6-2 – 1694 : patois viendrait du latin patriensis, « du père » L’abbé et grammairien célèbre Gilles Ménage (1613-1692) semble le premier à avoir proposé l’étymologie de
patois (1694, p. 563) : « PATOIS. C’est proprement
sermo patrius. Patrius, patriensis, patrensis, patensis, patese, patois : comme
Milanois de
Milanese. »
Le passage du latin
-ensis au français
-ois est tout à fait banal, et appuie solidement la remontée de
patrois à
patrensis :
turonensis (de Tours) donne
tournois (qualificatif de la livre, unité monétaire du royaume de 1203 à 1795),
Atrebatensis, Artois, burgensis, bourgeois, etc. Mais si
patriensis est attesté, l’étape
patrensis ne l’est pas, et l’on mettra du temps à découvrir l’étape
patrois.
Pour moi, sa première mention est dans une nouvelle édition de la « Bibliothèque de La Croix du Maine » ; c’était « un catalogue général de toutes sortes d’autheurs qui ont escrit en françois » depuis le XI
e s. et que son auteur, François Grudé sieur de La Croix du Maine (1552-1592) avait publié en 1584. La nouvelle édition avait été préparée par le critique et académicien Bernard de la Monnoye (1641-1728), mais ne fut publiée qu’en
1772; p. 93, La Monnoye corrige et complète par une très longue note le court article que La Croix du Maine avait consacré à « Brunet Latin » (éd. 1584, p. 37) ; il cite notre passage de Brunetto L. d’après le ms. K (
patois de France) et ajoute : « Les divers manuscrits qui se trouvent de ce livre ne sont pas uniformes dans l’expression, mais ils le sont pour le sens, & s’accordent tous à marquer que l’ouvrage est dans la
pallure, parleure, patrois, ou patois de France. ». Avant 1728, La Monnoye serait donc le premier à avoir signalé la forme
patrois, mais sans plus.
De fait, en
1841, dans un article sur un texte de Térence, l’érudit Éloi Jouhanneau, secrétaire perpétuel de l’
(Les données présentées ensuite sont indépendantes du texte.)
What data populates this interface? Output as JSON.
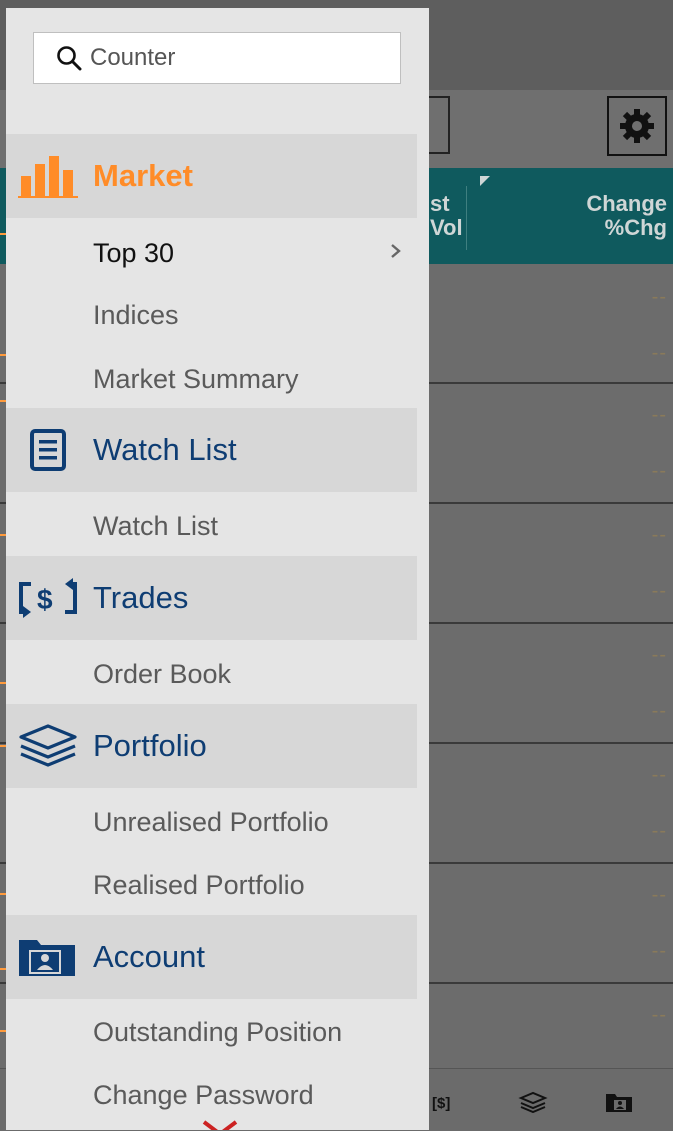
{
  "search": {
    "placeholder": "Counter",
    "icon": "search-icon"
  },
  "menu": [
    {
      "label": "Market",
      "icon": "bar-chart-icon",
      "active": true,
      "items": [
        {
          "label": "Top 30",
          "active": true,
          "chevron": true
        },
        {
          "label": "Indices"
        },
        {
          "label": "Market Summary"
        }
      ]
    },
    {
      "label": "Watch List",
      "icon": "list-icon",
      "items": [
        {
          "label": "Watch List"
        }
      ]
    },
    {
      "label": "Trades",
      "icon": "exchange-dollar-icon",
      "items": [
        {
          "label": "Order Book"
        }
      ]
    },
    {
      "label": "Portfolio",
      "icon": "layers-icon",
      "items": [
        {
          "label": "Unrealised Portfolio"
        },
        {
          "label": "Realised Portfolio"
        }
      ]
    },
    {
      "label": "Account",
      "icon": "account-folder-icon",
      "items": [
        {
          "label": "Outstanding Position"
        },
        {
          "label": "Change Password"
        }
      ]
    }
  ],
  "background": {
    "columns": [
      "st\nVol",
      "Change\n%Chg"
    ],
    "col_a_lines": [
      "st",
      "Vol"
    ],
    "col_b_lines": [
      "Change",
      "%Chg"
    ],
    "empty_value": "--"
  },
  "colors": {
    "accent": "#ff8c28",
    "section_text": "#0e3d73",
    "header_teal": "#0f5a5e",
    "scroll_arrow": "#cc2222"
  }
}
Académie celtique depuis sa création en 1804, avait glissé la prise en compte de ce
patrois dans la filière étymologique : « langue rustique du pays, de la patrie, en patois,
sermone patrio, patriensi, comme le prouve l’étymologie même du mot
patois, pour
patrois, qui vient du mot
patriensis (1841, p. 233).
En
1856, cette même étymologie passant par
patrois avait été reprise par le romaniste et médiéviste Henri Victor Michelant (1811-1890), qui s’était explicitement référé au
Trésor de Brunetto Latini dont il avait consulté dix-neuf manuscrits et en avait cité le passage complet (Compte rendu de
La Farce de Maistre Patelin, [éditée] par F. Génin,
Revue de Paris, t. XXX, 1
er février 1856, pp. 78-87).
Sans s’en expliquer, l’abbé Léonce Couture, romaniste gascon trop oublié, avait affiché la même étymologie dans une et chaleureuse longue présentation de Mistral et de
Mireio parue en juin
1859 dans la
Revue d’Aquitaine (t. IV, p. 37) :
« Ne lui reprochez pas trop d’amour pour sa langue ; il en parle en connaissance de cause ; qu’il ne s’irrite pourtant pas trop contre ceux qui continueront à la traiter de patois :
patois ne veut pas dire proprement jargon, mais
sermo patriensis, le langage courant du pays, de la mère et de la nourrice, par opposition à celui des académies et des livres. »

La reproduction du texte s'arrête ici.